Saturday, 20. June 2026, 20h - 22h

Alex Hall’s talk, “Nature Girls on Native Land: Unsettling Lesbian Settler Horror,” examines a small but growing cycle of contemporary horror films she’s identified as ‘lesbian settler horror.’ These films frame white, gay women against deeply colonized landscapes, complicating the presence (and erasure) of Indigeneity onscreen. 

While notable in their depictions of hyper-visible queerness in genre cinema, the critical response to these films often fails to acknowledge how lesbian survival relies on the capacity to unsettle native land. This talk will situate and frame this small cycle of films within feminist, Indigenous horror studies, revealing and unsettling the hallowed grounds of contemporary queer horror. 

What Hall is most interested in exploring is the decolonial and queer potential of the inhospitable and discomforting presence of unlikely non-human realms pushing against homonormativity within the natural world. 

Ultimately, this talk asks: What does it mean to attune to new forms of feminist and queer worldmaking as they emerge within the spectral presence of the natural world and in opposition to the lesbian settler on native land?

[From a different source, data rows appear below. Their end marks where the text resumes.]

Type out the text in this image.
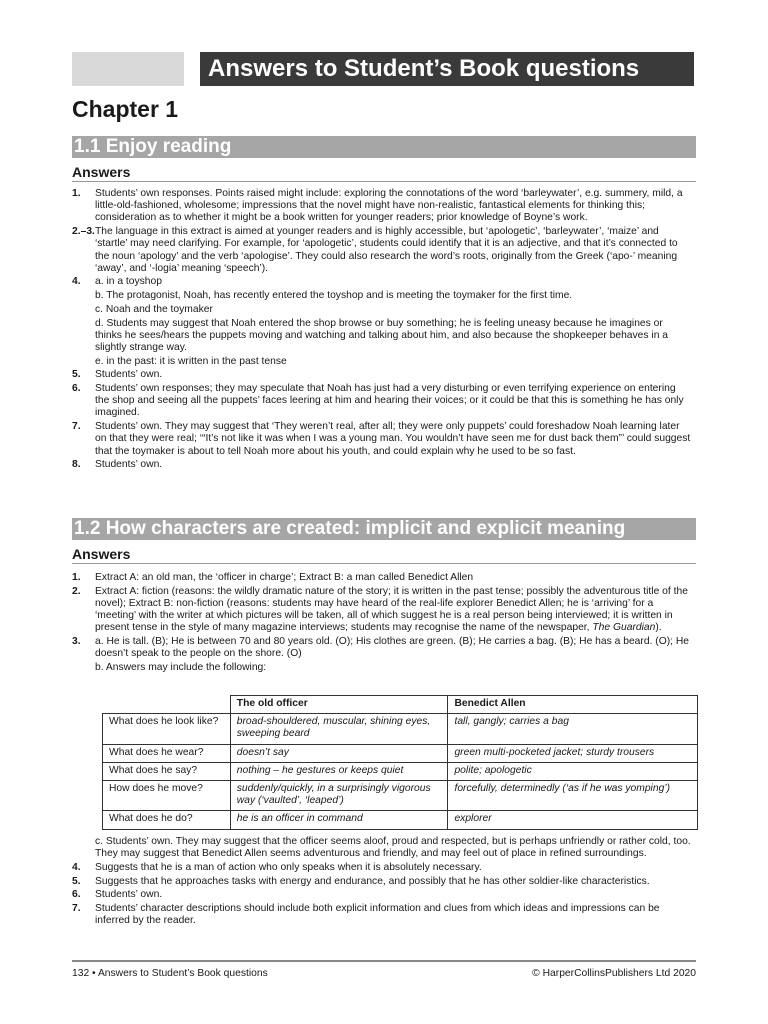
Answers to Student’s Book questions
Chapter 1
1.1 Enjoy reading
Answers
1.	Students’ own responses. Points raised might include: exploring the connotations of the word ‘barleywater’, e.g. summery, mild, a little-old-fashioned, wholesome; impressions that the novel might have non-realistic, fantastical elements for thinking this; consideration as to whether it might be a book written for younger readers; prior knowledge of Boyne’s work.
2.–3. The language in this extract is aimed at younger readers and is highly accessible, but ‘apologetic’, ‘barleywater’, ‘maize’ and ‘startle’ may need clarifying. For example, for ‘apologetic’, students could identify that it is an adjective, and that it’s connected to the noun ‘apology’ and the verb ‘apologise’. They could also research the word’s roots, originally from the Greek (‘apo-’ meaning ‘away’, and ‘-logia’ meaning ‘speech’).
4.	a. in a toyshop
b. The protagonist, Noah, has recently entered the toyshop and is meeting the toymaker for the first time.
c. Noah and the toymaker
d. Students may suggest that Noah entered the shop browse or buy something; he is feeling uneasy because he imagines or thinks he sees/hears the puppets moving and watching and talking about him, and also because the shopkeeper behaves in a slightly strange way.
e. in the past: it is written in the past tense
5.	Students’ own.
6.	Students’ own responses; they may speculate that Noah has just had a very disturbing or even terrifying experience on entering the shop and seeing all the puppets’ faces leering at him and hearing their voices; or it could be that this is something he has only imagined.
7.	Students’ own. They may suggest that ‘They weren’t real, after all; they were only puppets’ could foreshadow Noah learning later on that they were real; ‘“It’s not like it was when I was a young man. You wouldn’t have seen me for dust back them”’ could suggest that the toymaker is about to tell Noah more about his youth, and could explain why he used to be so fast.
8.	Students’ own.
1.2 How characters are created: implicit and explicit meaning
Answers
1.	Extract A: an old man, the ‘officer in charge’; Extract B: a man called Benedict Allen
2.	Extract A: fiction (reasons: the wildly dramatic nature of the story; it is written in the past tense; possibly the adventurous title of the novel); Extract B: non-fiction (reasons: students may have heard of the real-life explorer Benedict Allen; he is ‘arriving’ for a ‘meeting’ with the writer at which pictures will be taken, all of which suggest he is a real person being interviewed; it is written in present tense in the style of many magazine interviews; students may recognise the name of the newspaper, The Guardian).
3.	a. He is tall. (B); He is between 70 and 80 years old. (O); His clothes are green. (B); He carries a bag. (B); He has a beard. (O); He doesn’t speak to the people on the shore. (O)
b. Answers may include the following:
	The old officer	Benedict Allen
What does he look like?	broad-shouldered, muscular, shining eyes, sweeping beard	tall, gangly; carries a bag
What does he wear?	doesn’t say	green multi-pocketed jacket; sturdy trousers
What does he say?	nothing – he gestures or keeps quiet	polite; apologetic
How does he move?	suddenly/quickly, in a surprisingly vigorous way (‘vaulted’, ‘leaped’)	forcefully, determinedly (‘as if he was yomping’)
What does he do?	he is an officer in command	explorer
c. Students’ own. They may suggest that the officer seems aloof, proud and respected, but is perhaps unfriendly or rather cold, too. They may suggest that Benedict Allen seems adventurous and friendly, and may feel out of place in refined surroundings.
4.	Suggests that he is a man of action who only speaks when it is absolutely necessary.
5.	Suggests that he approaches tasks with energy and endurance, and possibly that he has other soldier-like characteristics.
6.	Students’ own.
7.	Students’ character descriptions should include both explicit information and clues from which ideas and impressions can be inferred by the reader.
132 • Answers to Student’s Book questions	© HarperCollinsPublishers Ltd 2020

The lecture will be held in English.

More information about the lecture: https://www.finalgirlsberlin.com/2026/brainbinge/talk1 

Information about the Final Girls Berlin Film Festival: https://www.finalgirlsberlin.com/

 

Alex Hall

Alex Hall is a writer, dog walker and PhD student based in Toronto. With a background in cinema studies, her interdisciplinary, theoretical research focuses on screen ecologies, horror studies, (counter) archives, and the burning aesthetics of the queer female body in moving-image art.

She is also the creator of Lezzie Borden (@lezzie_borden), an Instagram archive dedicated to queer women in horror.

Her work has appeared in Somatechnics, Monstrum, Xtra, the collection Recasting the Bygone Witch and is forthcoming in MAI: Feminism & Visual Culture, and the collections Cinema and Posthuman Bodies and Weird Sisters: Psychosis, Persecution and Empowerment in Witch Narratives.